Roger Sherman: Countryman III

Updated February 28, 2017 | Infoplease Staff

Countryman III

Roger Sherman

Thursday, November 29, 1787

To the People of Connecticut

The same thing once more—I am a plain man, of few words; for this reason perhaps it is, that when I have said a thing I love to repeat it. Last week I endeavored to evince, that the only surety you could have for your liberties must be in the nature of your government; that you could derive no security from bills of rights, or stipulations, on the subject of a standing army, the liberty of the press, trial by jury, or on any other subject. Did you ever hear of an absolute monarchy, where those rights which are proposed by the pigmy politicians of this day, to be secured by stipulation, were ever preserved? Would it not be mere trifling to make any such stipulations, in any absolute monarchy?

On the other hand, if your interest and that of your rulers are the same, your liberties are abundantly secure. Perhaps the most secure when their power is most complete. Perhaps a provision that they should never raise troops in time of peace, might at some period embarrass the public concerns and endanger the liberties of the people. It is possible that in the infinite variety of events, it might become improper strictly to adhere to any one provision that has ever been proposed to be stipulated. At all events, the people have always been perfectly safe without any stipulation of the kind, when the rulers were interested to make them safe; and never otherwise.
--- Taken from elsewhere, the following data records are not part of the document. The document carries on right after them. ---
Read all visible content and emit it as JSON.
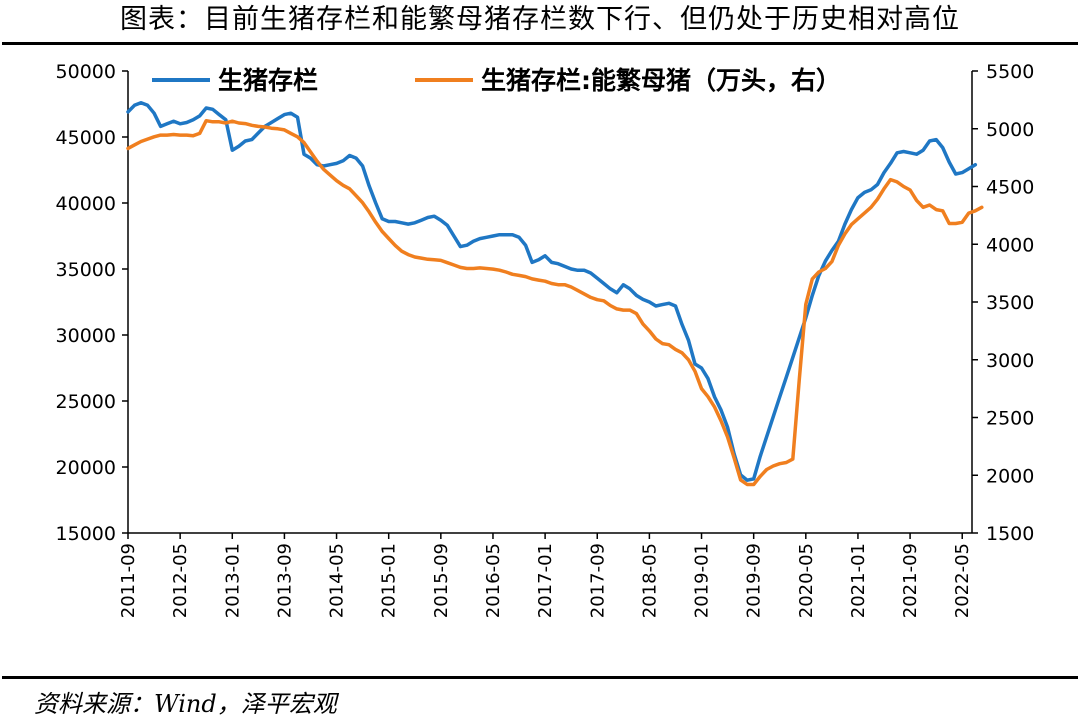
{
  "header": {
    "title": "图表：目前生猪存栏和能繁母猪存栏数下行、但仍处于历史相对高位"
  },
  "footer": {
    "source": "资料来源：Wind，泽平宏观"
  },
  "chart_data": {
    "type": "line",
    "title": "",
    "xlabel": "",
    "ylabel": "",
    "x_tick_labels": [
      "2011-09",
      "2012-05",
      "2013-01",
      "2013-09",
      "2014-05",
      "2015-01",
      "2015-09",
      "2016-05",
      "2017-01",
      "2017-09",
      "2018-05",
      "2019-01",
      "2019-09",
      "2020-05",
      "2021-01",
      "2021-09",
      "2022-05"
    ],
    "y_left_ticks": [
      "15000",
      "20000",
      "25000",
      "30000",
      "35000",
      "40000",
      "45000",
      "50000"
    ],
    "y_right_ticks": [
      "1500",
      "2000",
      "2500",
      "3000",
      "3500",
      "4000",
      "4500",
      "5000",
      "5500"
    ],
    "ylim_left": [
      15000,
      50000
    ],
    "ylim_right": [
      1500,
      5500
    ],
    "x_range": [
      "2011-09",
      "2022-06"
    ],
    "grid": false,
    "legend_position": "top",
    "series": [
      {
        "name": "生猪存栏",
        "axis": "left",
        "color": "#1f77c4",
        "points": [
          [
            "2011-09",
            46900
          ],
          [
            "2011-10",
            47400
          ],
          [
            "2011-11",
            47600
          ],
          [
            "2011-12",
            47400
          ],
          [
            "2012-01",
            46800
          ],
          [
            "2012-02",
            45800
          ],
          [
            "2012-03",
            46000
          ],
          [
            "2012-04",
            46200
          ],
          [
            "2012-05",
            46000
          ],
          [
            "2012-06",
            46100
          ],
          [
            "2012-07",
            46300
          ],
          [
            "2012-08",
            46600
          ],
          [
            "2012-09",
            47200
          ],
          [
            "2012-10",
            47100
          ],
          [
            "2012-11",
            46700
          ],
          [
            "2012-12",
            46300
          ],
          [
            "2013-01",
            44000
          ],
          [
            "2013-02",
            44300
          ],
          [
            "2013-03",
            44700
          ],
          [
            "2013-04",
            44800
          ],
          [
            "2013-05",
            45300
          ],
          [
            "2013-06",
            45800
          ],
          [
            "2013-07",
            46100
          ],
          [
            "2013-08",
            46400
          ],
          [
            "2013-09",
            46700
          ],
          [
            "2013-10",
            46800
          ],
          [
            "2013-11",
            46500
          ],
          [
            "2013-12",
            43700
          ],
          [
            "2014-01",
            43400
          ],
          [
            "2014-02",
            42900
          ],
          [
            "2014-03",
            42800
          ],
          [
            "2014-04",
            42900
          ],
          [
            "2014-05",
            43000
          ],
          [
            "2014-06",
            43200
          ],
          [
            "2014-07",
            43600
          ],
          [
            "2014-08",
            43400
          ],
          [
            "2014-09",
            42800
          ],
          [
            "2014-10",
            41300
          ],
          [
            "2014-11",
            40000
          ],
          [
            "2014-12",
            38800
          ],
          [
            "2015-01",
            38600
          ],
          [
            "2015-02",
            38600
          ],
          [
            "2015-03",
            38500
          ],
          [
            "2015-04",
            38400
          ],
          [
            "2015-05",
            38500
          ],
          [
            "2015-06",
            38700
          ],
          [
            "2015-07",
            38900
          ],
          [
            "2015-08",
            39000
          ],
          [
            "2015-09",
            38700
          ],
          [
            "2015-10",
            38300
          ],
          [
            "2015-11",
            37500
          ],
          [
            "2015-12",
            36700
          ],
          [
            "2016-01",
            36800
          ],
          [
            "2016-02",
            37100
          ],
          [
            "2016-03",
            37300
          ],
          [
            "2016-04",
            37400
          ],
          [
            "2016-05",
            37500
          ],
          [
            "2016-06",
            37600
          ],
          [
            "2016-07",
            37600
          ],
          [
            "2016-08",
            37600
          ],
          [
            "2016-09",
            37400
          ],
          [
            "2016-10",
            36800
          ],
          [
            "2016-11",
            35500
          ],
          [
            "2016-12",
            35700
          ],
          [
            "2017-01",
            36000
          ],
          [
            "2017-02",
            35500
          ],
          [
            "2017-03",
            35400
          ],
          [
            "2017-04",
            35200
          ],
          [
            "2017-05",
            35000
          ],
          [
            "2017-06",
            34900
          ],
          [
            "2017-07",
            34900
          ],
          [
            "2017-08",
            34700
          ],
          [
            "2017-09",
            34300
          ],
          [
            "2017-10",
            33900
          ],
          [
            "2017-11",
            33500
          ],
          [
            "2017-12",
            33200
          ],
          [
            "2018-01",
            33800
          ],
          [
            "2018-02",
            33500
          ],
          [
            "2018-03",
            33000
          ],
          [
            "2018-04",
            32700
          ],
          [
            "2018-05",
            32500
          ],
          [
            "2018-06",
            32200
          ],
          [
            "2018-07",
            32300
          ],
          [
            "2018-08",
            32400
          ],
          [
            "2018-09",
            32200
          ],
          [
            "2018-10",
            30800
          ],
          [
            "2018-11",
            29600
          ],
          [
            "2018-12",
            27800
          ],
          [
            "2019-01",
            27500
          ],
          [
            "2019-02",
            26700
          ],
          [
            "2019-03",
            25300
          ],
          [
            "2019-04",
            24300
          ],
          [
            "2019-05",
            23000
          ],
          [
            "2019-06",
            21000
          ],
          [
            "2019-07",
            19400
          ],
          [
            "2019-08",
            19000
          ],
          [
            "2019-09",
            19100
          ],
          [
            "2019-10",
            20800
          ],
          [
            "2019-11",
            22300
          ],
          [
            "2019-12",
            23800
          ],
          [
            "2020-01",
            25300
          ],
          [
            "2020-02",
            26800
          ],
          [
            "2020-03",
            28300
          ],
          [
            "2020-04",
            29800
          ],
          [
            "2020-05",
            31300
          ],
          [
            "2020-06",
            33000
          ],
          [
            "2020-07",
            34500
          ],
          [
            "2020-08",
            35600
          ],
          [
            "2020-09",
            36400
          ],
          [
            "2020-10",
            37100
          ],
          [
            "2020-11",
            38400
          ],
          [
            "2020-12",
            39500
          ],
          [
            "2021-01",
            40400
          ],
          [
            "2021-02",
            40800
          ],
          [
            "2021-03",
            41000
          ],
          [
            "2021-04",
            41400
          ],
          [
            "2021-05",
            42300
          ],
          [
            "2021-06",
            43000
          ],
          [
            "2021-07",
            43800
          ],
          [
            "2021-08",
            43900
          ],
          [
            "2021-09",
            43800
          ],
          [
            "2021-10",
            43700
          ],
          [
            "2021-11",
            44000
          ],
          [
            "2021-12",
            44700
          ],
          [
            "2022-01",
            44800
          ],
          [
            "2022-02",
            44200
          ],
          [
            "2022-03",
            43100
          ],
          [
            "2022-04",
            42200
          ],
          [
            "2022-05",
            42300
          ],
          [
            "2022-06",
            42600
          ],
          [
            "2022-07",
            42900
          ]
        ]
      },
      {
        "name": "生猪存栏:能繁母猪（万头，右）",
        "axis": "right",
        "color": "#f07f1f",
        "points": [
          [
            "2011-09",
            4830
          ],
          [
            "2011-10",
            4860
          ],
          [
            "2011-11",
            4890
          ],
          [
            "2011-12",
            4910
          ],
          [
            "2012-01",
            4930
          ],
          [
            "2012-02",
            4945
          ],
          [
            "2012-03",
            4945
          ],
          [
            "2012-04",
            4950
          ],
          [
            "2012-05",
            4945
          ],
          [
            "2012-06",
            4945
          ],
          [
            "2012-07",
            4940
          ],
          [
            "2012-08",
            4960
          ],
          [
            "2012-09",
            5070
          ],
          [
            "2012-10",
            5060
          ],
          [
            "2012-11",
            5060
          ],
          [
            "2012-12",
            5050
          ],
          [
            "2013-01",
            5065
          ],
          [
            "2013-02",
            5050
          ],
          [
            "2013-03",
            5045
          ],
          [
            "2013-04",
            5030
          ],
          [
            "2013-05",
            5020
          ],
          [
            "2013-06",
            5015
          ],
          [
            "2013-07",
            5005
          ],
          [
            "2013-08",
            5000
          ],
          [
            "2013-09",
            4990
          ],
          [
            "2013-10",
            4960
          ],
          [
            "2013-11",
            4930
          ],
          [
            "2013-12",
            4880
          ],
          [
            "2014-01",
            4800
          ],
          [
            "2014-02",
            4720
          ],
          [
            "2014-03",
            4650
          ],
          [
            "2014-04",
            4600
          ],
          [
            "2014-05",
            4550
          ],
          [
            "2014-06",
            4510
          ],
          [
            "2014-07",
            4480
          ],
          [
            "2014-08",
            4420
          ],
          [
            "2014-09",
            4360
          ],
          [
            "2014-10",
            4280
          ],
          [
            "2014-11",
            4190
          ],
          [
            "2014-12",
            4110
          ],
          [
            "2015-01",
            4050
          ],
          [
            "2015-02",
            3990
          ],
          [
            "2015-03",
            3940
          ],
          [
            "2015-04",
            3910
          ],
          [
            "2015-05",
            3890
          ],
          [
            "2015-06",
            3880
          ],
          [
            "2015-07",
            3870
          ],
          [
            "2015-08",
            3865
          ],
          [
            "2015-09",
            3860
          ],
          [
            "2015-10",
            3840
          ],
          [
            "2015-11",
            3820
          ],
          [
            "2015-12",
            3800
          ],
          [
            "2016-01",
            3790
          ],
          [
            "2016-02",
            3790
          ],
          [
            "2016-03",
            3795
          ],
          [
            "2016-04",
            3790
          ],
          [
            "2016-05",
            3785
          ],
          [
            "2016-06",
            3775
          ],
          [
            "2016-07",
            3760
          ],
          [
            "2016-08",
            3740
          ],
          [
            "2016-09",
            3730
          ],
          [
            "2016-10",
            3720
          ],
          [
            "2016-11",
            3700
          ],
          [
            "2016-12",
            3690
          ],
          [
            "2017-01",
            3680
          ],
          [
            "2017-02",
            3660
          ],
          [
            "2017-03",
            3650
          ],
          [
            "2017-04",
            3650
          ],
          [
            "2017-05",
            3630
          ],
          [
            "2017-06",
            3600
          ],
          [
            "2017-07",
            3570
          ],
          [
            "2017-08",
            3540
          ],
          [
            "2017-09",
            3520
          ],
          [
            "2017-10",
            3510
          ],
          [
            "2017-11",
            3470
          ],
          [
            "2017-12",
            3440
          ],
          [
            "2018-01",
            3430
          ],
          [
            "2018-02",
            3430
          ],
          [
            "2018-03",
            3400
          ],
          [
            "2018-04",
            3310
          ],
          [
            "2018-05",
            3250
          ],
          [
            "2018-06",
            3180
          ],
          [
            "2018-07",
            3140
          ],
          [
            "2018-08",
            3130
          ],
          [
            "2018-09",
            3090
          ],
          [
            "2018-10",
            3060
          ],
          [
            "2018-11",
            3000
          ],
          [
            "2018-12",
            2900
          ],
          [
            "2019-01",
            2750
          ],
          [
            "2019-02",
            2680
          ],
          [
            "2019-03",
            2590
          ],
          [
            "2019-04",
            2470
          ],
          [
            "2019-05",
            2330
          ],
          [
            "2019-06",
            2150
          ],
          [
            "2019-07",
            1960
          ],
          [
            "2019-08",
            1920
          ],
          [
            "2019-09",
            1920
          ],
          [
            "2019-10",
            1990
          ],
          [
            "2019-11",
            2050
          ],
          [
            "2019-12",
            2080
          ],
          [
            "2020-01",
            2100
          ],
          [
            "2020-02",
            2110
          ],
          [
            "2020-03",
            2140
          ],
          [
            "2020-04",
            2830
          ],
          [
            "2020-05",
            3480
          ],
          [
            "2020-06",
            3700
          ],
          [
            "2020-07",
            3760
          ],
          [
            "2020-08",
            3790
          ],
          [
            "2020-09",
            3850
          ],
          [
            "2020-10",
            3990
          ],
          [
            "2020-11",
            4090
          ],
          [
            "2020-12",
            4170
          ],
          [
            "2021-01",
            4220
          ],
          [
            "2021-02",
            4270
          ],
          [
            "2021-03",
            4320
          ],
          [
            "2021-04",
            4390
          ],
          [
            "2021-05",
            4480
          ],
          [
            "2021-06",
            4560
          ],
          [
            "2021-07",
            4540
          ],
          [
            "2021-08",
            4500
          ],
          [
            "2021-09",
            4470
          ],
          [
            "2021-10",
            4380
          ],
          [
            "2021-11",
            4320
          ],
          [
            "2021-12",
            4340
          ],
          [
            "2022-01",
            4300
          ],
          [
            "2022-02",
            4290
          ],
          [
            "2022-03",
            4180
          ],
          [
            "2022-04",
            4180
          ],
          [
            "2022-05",
            4190
          ],
          [
            "2022-06",
            4270
          ],
          [
            "2022-07",
            4290
          ],
          [
            "2022-08",
            4320
          ]
        ]
      }
    ]
  }
}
No people can be more secure against any oppression in their rulers than you are at present; and no rulers can have more supreme and unlimited authority than your general assembly have. When you consult on the subject of adopting the new constitution, you do not enquire whether the powers therein contained can be safely lodged in any hands whatever. For not only those very powers, but all other powers, are already in the general assembly. - - - - The enquiry is, whether Congress is by this new constitution so formed that a part of the power now in the general assembly would be as well lodged in Congress. Or, as was before said, it depends on how far the members are under your control; and how far their interest and yours are the same; to which careful attention must be given.